Les questions de long terme, plus diverses par nature, donneront naturellement l’occasion de lier des approches et des méthodologies différentes, en mettant en valeur leur complémentarité et en accentuant la dimension prospective.
Il n’en reste pas moins nécessaire que le Centre maintienne une couverture équilibrée des différentes zones géographiques pertinentes pour la compréhension de l’économie mondiale. Cela inclut les questions européennes, sans lesquelles les relations économiques internationales de l’économie française ne peuvent être appréhendées de façon pertinente, plus encore dans le contexte particulier créé par le Brexit ; cela nécessite aussi de répondre aux importants besoins d’analyse et d’information sur les économies émergentes et leurs relations économiques et financières avec l’Europe et la France. Cet équilibre doit continuer à découler de l’ensemble des travaux du Centre, qu’il s’agisse de production écrite, d’interventions ou de réunions publiques.
 
Organisation et moyens

Après avoir analysé les autres voies possibles, le rapport conclut que le statut actuel du CEPII est le mieux adapté à ses missions. Il suggère néanmoins de « diminuer certaines rigidités et lourdeurs qu'entraîne cette localisation administrative et la perte d'autonomie qu'elle entraîne », et invite le Centre à développer ses activités, dans la mesure où ses moyens le permettent. Cette conclusion a été endossée par le Conseil.

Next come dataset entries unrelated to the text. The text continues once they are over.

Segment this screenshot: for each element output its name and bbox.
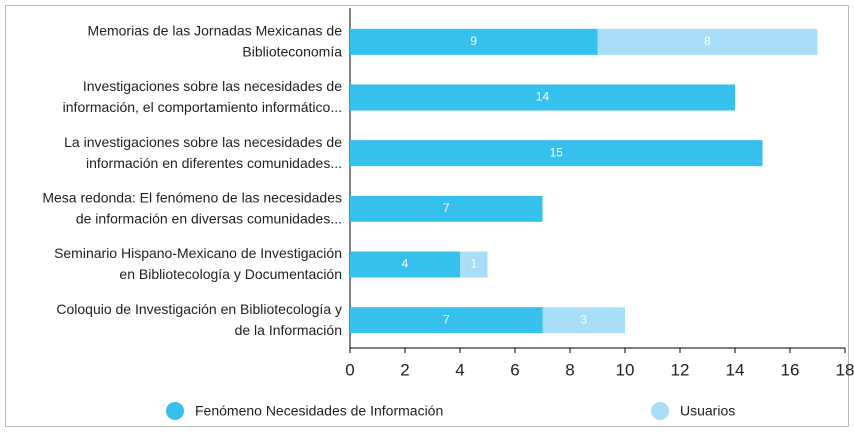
bar-segment — [350, 140, 763, 167]
category-label: Coloquio de Investigación en Bibliotecol… — [56, 301, 342, 317]
value-label: 14 — [536, 90, 550, 104]
value-label: 3 — [580, 312, 587, 326]
category-label: La investigaciones sobre las necesidades… — [64, 134, 342, 150]
x-tick-label: 8 — [565, 360, 574, 379]
bar-segment — [350, 84, 735, 111]
value-label: 7 — [443, 201, 450, 215]
frame — [5, 5, 849, 427]
bar-segment — [350, 251, 460, 278]
category-label: información en diferentes comunidades... — [86, 155, 342, 171]
x-tick-label: 10 — [616, 360, 635, 379]
value-label: 15 — [550, 145, 564, 159]
x-tick-label: 18 — [836, 360, 854, 379]
category-label: de información en diversas comunidades..… — [76, 211, 342, 227]
x-tick-label: 12 — [671, 360, 690, 379]
bar-segment — [542, 307, 625, 334]
category-label: Biblioteconomía — [242, 44, 342, 60]
x-tick-label: 16 — [781, 360, 800, 379]
category-label: Investigaciones sobre las necesidades de — [83, 78, 342, 94]
bar-segment — [350, 307, 543, 334]
category-label: en Bibliotecología y Documentación — [119, 266, 342, 282]
bar-segment — [350, 195, 543, 222]
category-label: Memorias de las Jornadas Mexicanas de — [88, 23, 343, 39]
category-label: información, el comportamiento informáti… — [63, 99, 342, 115]
x-tick-label: 14 — [726, 360, 745, 379]
legend-swatch — [166, 402, 184, 420]
value-label: 4 — [402, 257, 409, 271]
value-label: 7 — [443, 312, 450, 326]
legend-label: Usuarios — [680, 403, 735, 419]
x-tick-label: 0 — [345, 360, 354, 379]
bar-segment — [350, 28, 598, 55]
bar-segment — [460, 251, 488, 278]
x-tick-label: 4 — [455, 360, 464, 379]
legend-label: Fenómeno Necesidades de Información — [195, 403, 443, 419]
value-label: 9 — [470, 34, 477, 48]
bar-segment — [597, 28, 818, 55]
value-label: 8 — [704, 34, 711, 48]
legend-swatch — [651, 402, 669, 420]
category-label: de la Información — [235, 322, 342, 338]
value-label: 1 — [470, 257, 477, 271]
category-label: Mesa redonda: El fenómeno de las necesid… — [42, 190, 342, 206]
x-tick-label: 2 — [400, 360, 409, 379]
x-tick-label: 6 — [510, 360, 519, 379]
category-label: Seminario Hispano-Mexicano de Investigac… — [54, 245, 342, 261]
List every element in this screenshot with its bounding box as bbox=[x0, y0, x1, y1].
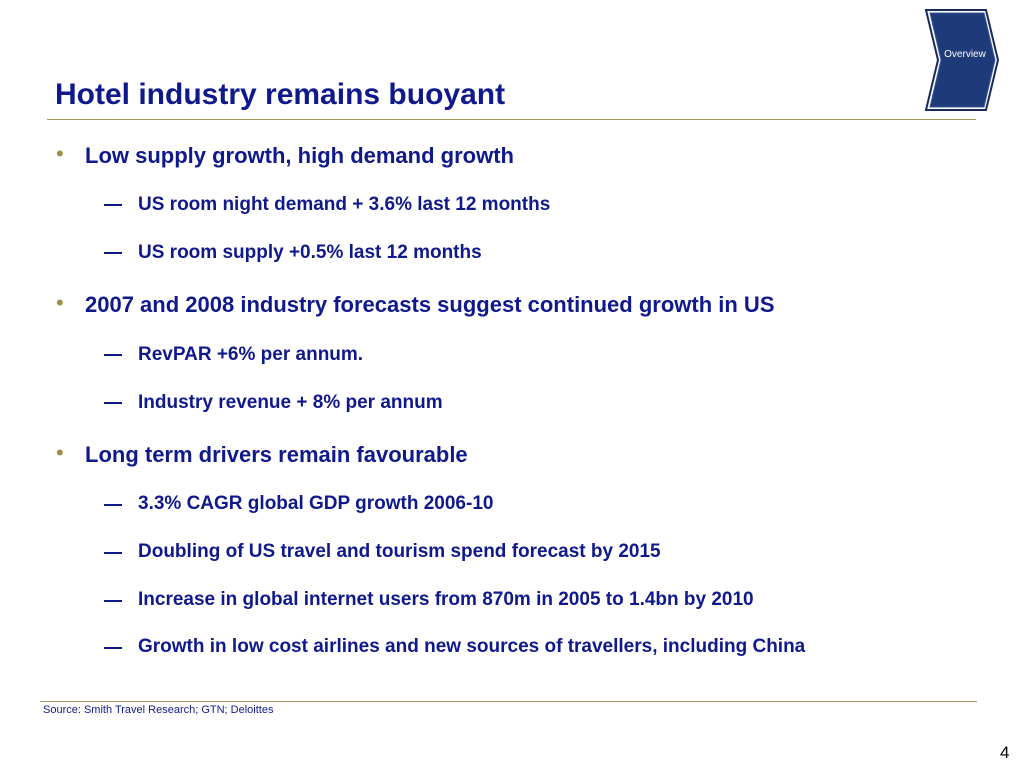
sub-bullet-item: Growth in low cost airlines and new sour… bbox=[138, 636, 806, 657]
bullet-item: Long term drivers remain favourable bbox=[85, 442, 468, 467]
dash-icon bbox=[104, 647, 122, 649]
title-divider bbox=[47, 119, 976, 120]
dash-icon bbox=[104, 354, 122, 356]
dash-icon bbox=[104, 552, 122, 554]
dash-icon bbox=[104, 204, 122, 206]
sub-bullet-item: Industry revenue + 8% per annum bbox=[138, 392, 443, 413]
sub-bullet-item: RevPAR +6% per annum. bbox=[138, 344, 364, 365]
sub-bullet-item: US room supply +0.5% last 12 months bbox=[138, 242, 482, 263]
bullet-item: 2007 and 2008 industry forecasts suggest… bbox=[85, 292, 775, 317]
page-title: Hotel industry remains buoyant bbox=[55, 78, 506, 111]
page-number: 4 bbox=[1000, 743, 1010, 762]
section-chevron-icon[interactable] bbox=[924, 8, 1000, 112]
bullet-icon: • bbox=[56, 440, 64, 465]
sub-bullet-item: 3.3% CAGR global GDP growth 2006-10 bbox=[138, 493, 494, 514]
footer-divider bbox=[40, 701, 977, 702]
dash-icon bbox=[104, 600, 122, 602]
sub-bullet-item: US room night demand + 3.6% last 12 mont… bbox=[138, 194, 551, 215]
bullet-icon: • bbox=[56, 141, 64, 166]
source-note: Source: Smith Travel Research; GTN; Delo… bbox=[43, 704, 274, 716]
bullet-icon: • bbox=[56, 290, 64, 315]
sub-bullet-item: Doubling of US travel and tourism spend … bbox=[138, 541, 661, 562]
section-tab-label: Overview bbox=[944, 49, 986, 60]
dash-icon bbox=[104, 252, 122, 254]
dash-icon bbox=[104, 504, 122, 506]
dash-icon bbox=[104, 402, 122, 404]
sub-bullet-item: Increase in global internet users from 8… bbox=[138, 589, 754, 610]
bullet-item: Low supply growth, high demand growth bbox=[85, 143, 514, 168]
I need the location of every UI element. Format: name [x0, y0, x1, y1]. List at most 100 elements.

La direction du Centre a entamé avec l’administration des Services du Premier ministre un dialogue constructif en ce sens. Ce dernier a trait, en premier lieu, à la nécessité de préserver l’attractivité de la carrière des chercheurs contractuels au CEPII et des premiers résultats ont déjà été obtenus dans ce sens. Un second thème de discussion porte sur l’utilisation plus souple des ressources propres issues de contrats de recherche. Bien que le cadre de gestion publique reste contraignant, certains degrés de liberté pourraient être trouvés dans la mesure où le principe de la libre publication des travaux serait maintenu, ce qui a été une politique constante du Centre.
Par ailleurs, l’implication d’universitaires dans les travaux du Centre sera poursuivie et si possible renforcée, en veillant cependant à ce qu’elle ne cantonne pas les permanents au rôle de « juniors ».
Enfin, les synergies avec France Stratégie notamment dans l’organisation de séminaires et conférences seront approfondies pour permettre au CEPII de jouer le mieux possible son rôle d’information et de mise en débat sur les questions d’économie internationale.